Abstract

This paper mainly extensively investigates the effects of layer direction, notch shape and notch size on the tensile mechanical behavior and failure mechanisms of notched fiber metal laminates (FMLs) by numerical and experimental methods. In virtue of Digital image correlation (DIC) technique, tensile tests are implemented to measure tensile stress-strain responses, displacement distributions and localized strain fields of different notched FMLs. Subsequently, the progressive damage analysis considering thermal residual stress is conducted to characterize failure modes and progressive damage evolution of notched FMLs, which contains the intra-laminar damage in composite laminates and the interfacial delamination between aluminum sheets/composite laminates simultaneously.
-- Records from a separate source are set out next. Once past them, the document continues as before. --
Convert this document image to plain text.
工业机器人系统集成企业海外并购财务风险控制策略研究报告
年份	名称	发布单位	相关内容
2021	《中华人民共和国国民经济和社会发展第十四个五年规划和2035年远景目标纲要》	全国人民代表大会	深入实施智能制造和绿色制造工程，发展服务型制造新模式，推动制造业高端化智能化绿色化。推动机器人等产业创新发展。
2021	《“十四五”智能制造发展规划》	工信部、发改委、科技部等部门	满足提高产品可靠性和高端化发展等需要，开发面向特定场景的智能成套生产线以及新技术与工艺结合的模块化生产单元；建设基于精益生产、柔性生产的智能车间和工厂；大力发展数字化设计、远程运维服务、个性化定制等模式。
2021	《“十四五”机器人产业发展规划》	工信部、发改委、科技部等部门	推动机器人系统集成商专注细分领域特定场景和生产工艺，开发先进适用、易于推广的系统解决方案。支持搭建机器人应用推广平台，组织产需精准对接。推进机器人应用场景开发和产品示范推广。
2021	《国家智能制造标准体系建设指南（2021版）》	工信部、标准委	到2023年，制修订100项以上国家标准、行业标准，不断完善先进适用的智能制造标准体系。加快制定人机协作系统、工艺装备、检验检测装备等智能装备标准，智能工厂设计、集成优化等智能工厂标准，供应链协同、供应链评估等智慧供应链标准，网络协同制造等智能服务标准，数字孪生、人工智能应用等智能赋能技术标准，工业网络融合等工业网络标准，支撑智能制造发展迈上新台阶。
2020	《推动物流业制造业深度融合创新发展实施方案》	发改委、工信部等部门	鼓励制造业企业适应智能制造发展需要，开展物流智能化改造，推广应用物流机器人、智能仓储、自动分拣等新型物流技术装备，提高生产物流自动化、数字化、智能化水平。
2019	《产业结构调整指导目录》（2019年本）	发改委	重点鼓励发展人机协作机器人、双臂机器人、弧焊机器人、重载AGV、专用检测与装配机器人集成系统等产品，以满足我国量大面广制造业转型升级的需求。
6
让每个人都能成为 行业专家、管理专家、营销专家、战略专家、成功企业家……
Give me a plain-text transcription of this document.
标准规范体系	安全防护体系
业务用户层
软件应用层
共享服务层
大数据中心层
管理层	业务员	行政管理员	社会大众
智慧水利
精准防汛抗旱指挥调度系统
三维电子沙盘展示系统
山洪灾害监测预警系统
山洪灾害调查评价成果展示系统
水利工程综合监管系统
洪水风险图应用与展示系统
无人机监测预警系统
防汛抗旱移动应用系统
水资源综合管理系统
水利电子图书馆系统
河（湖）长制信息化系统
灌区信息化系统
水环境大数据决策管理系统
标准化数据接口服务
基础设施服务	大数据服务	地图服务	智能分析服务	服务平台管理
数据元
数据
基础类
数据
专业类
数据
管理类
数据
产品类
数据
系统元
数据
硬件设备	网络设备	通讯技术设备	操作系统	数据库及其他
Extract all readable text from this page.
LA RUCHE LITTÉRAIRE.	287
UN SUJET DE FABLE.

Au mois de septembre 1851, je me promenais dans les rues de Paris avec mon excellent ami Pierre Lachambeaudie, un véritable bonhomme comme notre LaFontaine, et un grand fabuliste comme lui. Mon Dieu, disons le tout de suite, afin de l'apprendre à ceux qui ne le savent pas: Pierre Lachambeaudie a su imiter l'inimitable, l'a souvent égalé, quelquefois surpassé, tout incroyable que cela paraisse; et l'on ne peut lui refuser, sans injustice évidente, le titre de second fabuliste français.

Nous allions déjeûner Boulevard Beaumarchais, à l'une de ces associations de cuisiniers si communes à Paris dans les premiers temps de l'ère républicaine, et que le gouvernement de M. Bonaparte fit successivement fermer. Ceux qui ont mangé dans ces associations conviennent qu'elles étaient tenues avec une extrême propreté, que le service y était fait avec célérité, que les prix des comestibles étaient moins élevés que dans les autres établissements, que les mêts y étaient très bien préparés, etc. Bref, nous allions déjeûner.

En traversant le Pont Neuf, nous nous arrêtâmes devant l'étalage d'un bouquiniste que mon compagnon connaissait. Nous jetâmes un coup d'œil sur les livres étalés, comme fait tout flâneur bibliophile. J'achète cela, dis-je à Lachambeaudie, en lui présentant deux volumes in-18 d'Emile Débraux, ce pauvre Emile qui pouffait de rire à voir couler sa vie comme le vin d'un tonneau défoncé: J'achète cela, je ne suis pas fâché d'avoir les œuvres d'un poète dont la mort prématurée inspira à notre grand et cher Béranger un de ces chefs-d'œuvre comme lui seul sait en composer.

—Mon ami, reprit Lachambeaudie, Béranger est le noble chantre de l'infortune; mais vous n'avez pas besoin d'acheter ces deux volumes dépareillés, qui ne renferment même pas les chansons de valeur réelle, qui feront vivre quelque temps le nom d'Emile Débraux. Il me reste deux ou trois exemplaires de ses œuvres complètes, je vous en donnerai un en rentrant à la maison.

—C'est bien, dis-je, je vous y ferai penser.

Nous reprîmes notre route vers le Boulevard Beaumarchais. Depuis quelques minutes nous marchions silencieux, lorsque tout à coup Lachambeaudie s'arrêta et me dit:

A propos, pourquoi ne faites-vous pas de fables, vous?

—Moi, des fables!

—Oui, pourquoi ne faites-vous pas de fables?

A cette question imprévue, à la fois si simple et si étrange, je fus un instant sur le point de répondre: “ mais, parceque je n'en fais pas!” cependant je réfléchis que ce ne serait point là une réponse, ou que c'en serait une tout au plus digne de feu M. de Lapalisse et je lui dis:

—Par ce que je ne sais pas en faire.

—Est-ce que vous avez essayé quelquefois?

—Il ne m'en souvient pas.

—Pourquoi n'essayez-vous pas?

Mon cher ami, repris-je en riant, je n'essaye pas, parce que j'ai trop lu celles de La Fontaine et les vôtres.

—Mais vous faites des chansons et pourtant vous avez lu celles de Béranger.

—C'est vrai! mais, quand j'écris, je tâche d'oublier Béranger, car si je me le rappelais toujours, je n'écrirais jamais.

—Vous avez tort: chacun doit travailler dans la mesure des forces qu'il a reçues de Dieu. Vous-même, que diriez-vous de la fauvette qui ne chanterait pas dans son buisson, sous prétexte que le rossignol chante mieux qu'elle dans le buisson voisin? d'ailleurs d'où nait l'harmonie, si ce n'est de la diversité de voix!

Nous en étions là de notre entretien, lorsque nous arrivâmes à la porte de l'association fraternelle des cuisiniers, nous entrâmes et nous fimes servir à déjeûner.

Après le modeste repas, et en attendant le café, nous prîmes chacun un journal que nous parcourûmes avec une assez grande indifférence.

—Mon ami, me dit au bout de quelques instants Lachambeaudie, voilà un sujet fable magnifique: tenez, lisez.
Results demonstrate that the ultimate notch strength is more sensitive to layer direction and notch size in comparison with notch shape. FMLs with smaller notches exhibit more prominent directional dependence than those with larger notches. Additionally, regarding to fracture morphologies, notched FMLs present typical brittle fracture for on-axis case, while they manifest as initial transverse fracture following tilted cracking along fiber directions for off-axis case. Consequently, with the increase of layer direction, the final failure mode of notched FMLs results from fiber-driven to aluminum-driven, and the critical damage mechanism gradually transfers from tension dominated to tension-shear dominated.